You would then continue on doing the same thing for any other significant main effects and interactions.  If the analysis was not significant, then you would still need to provide the F-statement, but you would not have to describe it.  For example:

           The Sex of Participant x Dress Condition interaction was not significant, F(1, 152) = 0.40, p = .528 (r = .05).

What about significant interactions?

           You would deal with significant interactions in the same way.  However, when you describe the interaction, you do not include means and standard deviations, because those are often put in a table.
If you are using a figure to illustrate the interaction, then you would include the means and standard deviations in the written description as figures do not traditionally contain means and standard deviations.

For example:

                        There was a marginally significant Dress Condition x Attitudes toward Marriage interaction, F(1, 152) = 2.94, p = .088 (r = .14).  As can be seen in Table 1, in the somberly dressed

condition, participants holding traditional attitudes toward marriage assigned more responsibility to the victim than did participants holding more modern attitudes toward marriage.  In the suggestively

dressed condition, participants holding traditional attitudes toward marriage assigned more responsibility to the victim than did participants holding more modern attitudes toward marriage.

- OR -

                        There was a marginally significant Dress Condition x Attitudes toward Marriage interaction, F(1, 152) = 2.94, p = .088 (r = .14).  As can be seen in Figure 1, in the somberly dressed

condition, participants holding traditional attitudes toward marriage assigned more responsibility to the victim (M = 5.25, SD = 2.26) than did participants holding more modern attitudes toward marriage

(M = 3.85, SD = 2.25).  In the suggestively dressed condition, participants holding traditional attitudes toward marriage assigned more responsibility to the victim (M = 5.69, SD = 2.84) than did

participants holding more modern attitudes toward marriage (M = 5.42, SD = 2.68).

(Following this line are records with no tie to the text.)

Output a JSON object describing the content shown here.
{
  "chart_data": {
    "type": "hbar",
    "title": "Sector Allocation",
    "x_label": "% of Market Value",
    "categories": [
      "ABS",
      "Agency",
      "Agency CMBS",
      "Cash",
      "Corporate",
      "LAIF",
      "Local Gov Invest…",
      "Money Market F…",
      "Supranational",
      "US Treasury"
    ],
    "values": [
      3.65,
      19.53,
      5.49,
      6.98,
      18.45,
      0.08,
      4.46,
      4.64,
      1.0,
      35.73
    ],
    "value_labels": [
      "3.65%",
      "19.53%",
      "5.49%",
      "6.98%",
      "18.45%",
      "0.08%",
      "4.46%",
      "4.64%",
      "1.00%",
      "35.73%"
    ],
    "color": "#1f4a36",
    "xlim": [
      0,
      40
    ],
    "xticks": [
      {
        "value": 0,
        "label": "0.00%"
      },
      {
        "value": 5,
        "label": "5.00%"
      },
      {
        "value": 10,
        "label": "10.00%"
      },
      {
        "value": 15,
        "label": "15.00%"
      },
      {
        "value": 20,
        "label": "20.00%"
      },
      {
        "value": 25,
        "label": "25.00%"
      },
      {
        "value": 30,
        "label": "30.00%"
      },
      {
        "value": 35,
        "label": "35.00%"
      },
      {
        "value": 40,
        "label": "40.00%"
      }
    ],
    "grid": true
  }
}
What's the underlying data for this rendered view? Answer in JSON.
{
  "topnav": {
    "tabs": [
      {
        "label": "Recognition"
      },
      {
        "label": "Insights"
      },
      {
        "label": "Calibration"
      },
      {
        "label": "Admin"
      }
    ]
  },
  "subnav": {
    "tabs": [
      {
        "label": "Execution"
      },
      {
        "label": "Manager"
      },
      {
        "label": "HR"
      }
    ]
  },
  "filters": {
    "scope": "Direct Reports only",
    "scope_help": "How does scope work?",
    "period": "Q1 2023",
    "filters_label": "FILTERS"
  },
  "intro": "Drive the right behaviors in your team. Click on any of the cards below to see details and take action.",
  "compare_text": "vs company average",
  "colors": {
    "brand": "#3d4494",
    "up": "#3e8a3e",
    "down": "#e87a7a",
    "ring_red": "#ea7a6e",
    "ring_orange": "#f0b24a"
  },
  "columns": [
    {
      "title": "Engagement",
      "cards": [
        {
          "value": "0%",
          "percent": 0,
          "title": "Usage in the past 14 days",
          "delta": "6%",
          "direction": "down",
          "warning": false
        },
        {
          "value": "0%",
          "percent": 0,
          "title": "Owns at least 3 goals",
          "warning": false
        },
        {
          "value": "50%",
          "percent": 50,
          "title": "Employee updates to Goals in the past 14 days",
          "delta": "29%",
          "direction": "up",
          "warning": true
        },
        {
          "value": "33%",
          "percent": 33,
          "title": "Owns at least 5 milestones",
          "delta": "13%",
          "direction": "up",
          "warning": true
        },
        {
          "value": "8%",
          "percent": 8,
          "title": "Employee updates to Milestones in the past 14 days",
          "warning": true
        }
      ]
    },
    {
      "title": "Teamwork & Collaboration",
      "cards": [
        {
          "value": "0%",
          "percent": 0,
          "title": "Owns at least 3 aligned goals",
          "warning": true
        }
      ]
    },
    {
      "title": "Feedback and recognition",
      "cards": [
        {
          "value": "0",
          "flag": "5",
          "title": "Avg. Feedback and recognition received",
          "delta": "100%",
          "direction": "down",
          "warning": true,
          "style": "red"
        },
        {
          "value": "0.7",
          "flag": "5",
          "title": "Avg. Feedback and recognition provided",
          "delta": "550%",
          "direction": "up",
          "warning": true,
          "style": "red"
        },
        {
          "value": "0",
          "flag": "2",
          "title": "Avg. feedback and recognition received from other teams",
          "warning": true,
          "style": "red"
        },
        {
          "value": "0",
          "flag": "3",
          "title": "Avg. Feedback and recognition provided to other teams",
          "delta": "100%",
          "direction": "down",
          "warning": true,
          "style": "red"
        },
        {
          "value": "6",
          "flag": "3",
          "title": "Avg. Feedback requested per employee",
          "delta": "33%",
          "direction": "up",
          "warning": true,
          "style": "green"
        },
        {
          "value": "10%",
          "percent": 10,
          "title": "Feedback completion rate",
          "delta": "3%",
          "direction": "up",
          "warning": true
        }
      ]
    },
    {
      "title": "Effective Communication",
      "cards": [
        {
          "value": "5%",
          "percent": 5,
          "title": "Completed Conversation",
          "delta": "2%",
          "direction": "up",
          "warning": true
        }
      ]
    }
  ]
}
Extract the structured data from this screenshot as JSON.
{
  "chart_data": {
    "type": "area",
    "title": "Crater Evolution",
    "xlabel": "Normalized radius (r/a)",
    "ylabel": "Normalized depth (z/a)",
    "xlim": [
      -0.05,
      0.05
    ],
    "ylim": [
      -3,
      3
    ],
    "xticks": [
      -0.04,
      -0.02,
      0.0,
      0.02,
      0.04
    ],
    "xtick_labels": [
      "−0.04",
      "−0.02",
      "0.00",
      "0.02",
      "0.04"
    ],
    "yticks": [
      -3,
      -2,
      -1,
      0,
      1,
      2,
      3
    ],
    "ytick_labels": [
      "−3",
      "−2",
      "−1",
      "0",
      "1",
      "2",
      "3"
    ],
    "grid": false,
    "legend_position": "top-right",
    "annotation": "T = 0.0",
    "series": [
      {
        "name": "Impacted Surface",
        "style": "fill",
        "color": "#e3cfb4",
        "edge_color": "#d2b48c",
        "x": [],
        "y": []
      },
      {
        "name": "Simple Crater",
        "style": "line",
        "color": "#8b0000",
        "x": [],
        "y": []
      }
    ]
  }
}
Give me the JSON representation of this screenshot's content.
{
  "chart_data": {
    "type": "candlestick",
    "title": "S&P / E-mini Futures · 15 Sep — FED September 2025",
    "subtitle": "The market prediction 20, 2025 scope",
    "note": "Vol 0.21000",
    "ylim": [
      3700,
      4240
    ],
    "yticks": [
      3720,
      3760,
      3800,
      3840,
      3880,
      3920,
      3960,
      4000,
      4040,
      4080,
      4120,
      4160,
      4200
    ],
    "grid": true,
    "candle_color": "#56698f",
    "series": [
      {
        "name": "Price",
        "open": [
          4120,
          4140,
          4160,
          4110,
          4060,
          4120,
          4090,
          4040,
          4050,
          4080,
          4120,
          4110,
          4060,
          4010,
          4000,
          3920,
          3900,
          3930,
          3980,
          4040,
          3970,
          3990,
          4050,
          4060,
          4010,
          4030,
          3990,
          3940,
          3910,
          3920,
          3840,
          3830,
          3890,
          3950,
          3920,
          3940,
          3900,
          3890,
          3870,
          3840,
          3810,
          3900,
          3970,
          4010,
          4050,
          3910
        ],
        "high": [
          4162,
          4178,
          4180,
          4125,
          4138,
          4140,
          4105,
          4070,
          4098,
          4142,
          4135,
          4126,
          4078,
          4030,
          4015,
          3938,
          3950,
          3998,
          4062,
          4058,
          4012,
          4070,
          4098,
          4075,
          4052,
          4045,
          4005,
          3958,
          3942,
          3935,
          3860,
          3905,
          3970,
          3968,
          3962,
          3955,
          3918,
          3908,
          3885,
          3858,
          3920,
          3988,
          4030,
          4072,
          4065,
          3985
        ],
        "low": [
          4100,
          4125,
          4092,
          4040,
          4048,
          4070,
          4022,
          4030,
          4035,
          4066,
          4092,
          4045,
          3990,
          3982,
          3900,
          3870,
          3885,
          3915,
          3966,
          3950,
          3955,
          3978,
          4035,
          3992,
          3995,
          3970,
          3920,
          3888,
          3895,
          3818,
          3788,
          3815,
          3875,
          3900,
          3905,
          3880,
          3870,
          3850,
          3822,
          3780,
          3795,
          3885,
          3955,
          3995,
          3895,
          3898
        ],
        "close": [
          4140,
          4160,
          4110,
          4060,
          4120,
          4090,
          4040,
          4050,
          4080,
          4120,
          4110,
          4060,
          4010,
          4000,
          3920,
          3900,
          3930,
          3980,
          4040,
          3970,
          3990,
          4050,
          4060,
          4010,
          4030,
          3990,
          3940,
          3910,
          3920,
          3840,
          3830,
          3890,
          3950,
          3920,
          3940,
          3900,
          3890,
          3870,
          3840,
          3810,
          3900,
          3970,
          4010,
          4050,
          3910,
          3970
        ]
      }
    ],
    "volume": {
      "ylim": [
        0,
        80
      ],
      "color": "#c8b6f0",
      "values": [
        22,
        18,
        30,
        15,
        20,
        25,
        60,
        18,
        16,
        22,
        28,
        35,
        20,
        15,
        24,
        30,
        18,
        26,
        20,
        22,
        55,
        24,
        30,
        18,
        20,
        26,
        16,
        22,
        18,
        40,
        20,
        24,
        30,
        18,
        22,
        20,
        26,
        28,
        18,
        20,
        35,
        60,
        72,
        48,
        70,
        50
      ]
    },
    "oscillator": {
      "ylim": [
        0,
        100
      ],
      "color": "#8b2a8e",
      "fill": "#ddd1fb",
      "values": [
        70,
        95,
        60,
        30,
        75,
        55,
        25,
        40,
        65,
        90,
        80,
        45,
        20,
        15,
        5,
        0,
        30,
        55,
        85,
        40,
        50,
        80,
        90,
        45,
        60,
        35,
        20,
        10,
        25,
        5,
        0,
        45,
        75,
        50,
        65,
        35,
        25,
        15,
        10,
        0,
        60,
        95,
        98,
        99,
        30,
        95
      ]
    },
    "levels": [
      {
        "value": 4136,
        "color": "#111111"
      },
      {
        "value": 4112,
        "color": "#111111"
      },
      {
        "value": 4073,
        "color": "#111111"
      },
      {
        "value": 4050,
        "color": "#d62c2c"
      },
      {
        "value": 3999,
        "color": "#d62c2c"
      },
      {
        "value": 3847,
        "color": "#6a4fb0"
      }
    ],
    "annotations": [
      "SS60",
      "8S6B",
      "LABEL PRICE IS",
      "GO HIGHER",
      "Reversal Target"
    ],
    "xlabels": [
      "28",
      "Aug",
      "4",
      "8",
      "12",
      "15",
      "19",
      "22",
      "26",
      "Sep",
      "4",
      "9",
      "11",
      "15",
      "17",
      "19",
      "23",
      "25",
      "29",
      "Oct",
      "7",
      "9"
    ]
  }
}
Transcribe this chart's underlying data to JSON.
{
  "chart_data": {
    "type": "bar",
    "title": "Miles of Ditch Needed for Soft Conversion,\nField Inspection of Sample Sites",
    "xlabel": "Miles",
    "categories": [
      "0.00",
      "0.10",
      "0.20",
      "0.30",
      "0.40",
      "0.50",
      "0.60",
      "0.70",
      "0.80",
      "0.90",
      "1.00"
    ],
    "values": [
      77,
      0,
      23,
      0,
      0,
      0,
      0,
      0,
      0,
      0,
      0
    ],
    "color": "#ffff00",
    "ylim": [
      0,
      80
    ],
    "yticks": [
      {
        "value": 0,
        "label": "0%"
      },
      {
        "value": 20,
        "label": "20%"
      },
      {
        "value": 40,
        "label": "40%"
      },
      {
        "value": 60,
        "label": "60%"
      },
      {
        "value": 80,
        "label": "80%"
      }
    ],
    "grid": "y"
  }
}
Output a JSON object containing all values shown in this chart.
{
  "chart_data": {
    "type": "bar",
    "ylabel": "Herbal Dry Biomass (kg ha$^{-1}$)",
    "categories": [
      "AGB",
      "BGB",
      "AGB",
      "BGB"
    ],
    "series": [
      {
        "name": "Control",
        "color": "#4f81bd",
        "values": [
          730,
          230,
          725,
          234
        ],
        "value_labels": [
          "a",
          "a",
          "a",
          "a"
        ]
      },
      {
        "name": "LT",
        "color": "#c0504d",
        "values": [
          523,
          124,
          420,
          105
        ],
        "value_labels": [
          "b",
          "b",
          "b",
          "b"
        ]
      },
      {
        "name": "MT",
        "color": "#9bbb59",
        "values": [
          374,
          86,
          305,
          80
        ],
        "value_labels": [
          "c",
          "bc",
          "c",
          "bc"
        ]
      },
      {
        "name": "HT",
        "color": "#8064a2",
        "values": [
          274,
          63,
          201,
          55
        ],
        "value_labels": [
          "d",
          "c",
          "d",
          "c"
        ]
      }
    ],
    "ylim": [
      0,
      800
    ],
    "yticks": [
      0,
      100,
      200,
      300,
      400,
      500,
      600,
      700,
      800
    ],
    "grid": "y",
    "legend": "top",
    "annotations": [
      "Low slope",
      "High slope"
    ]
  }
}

Of course, you will have to create a table with the appropriate information.  Where would you find the appropriate information?  Well, using the descriptive statistics table, you would look for that information under the three main collumns: SEX-COND-ATMM.  For example, in the above interaction description, you would find the descriptive statistics across from "total-somberly-traditional" (M = 5.25), "total-somberly-modern" (M = 3.85), "total-suggestive-traditional" (M = 5.69), and "total-suggestive-modern" (M = 5.42).

Test Yourself:

          Write-up the significant main effects for "COND" and "ATMM." In addition, attempt the write-up for the significant interaction.  The write-up should conform to APA style.  If you choose to undertake this "test," then bring it by my office once you have finished and we will go over it.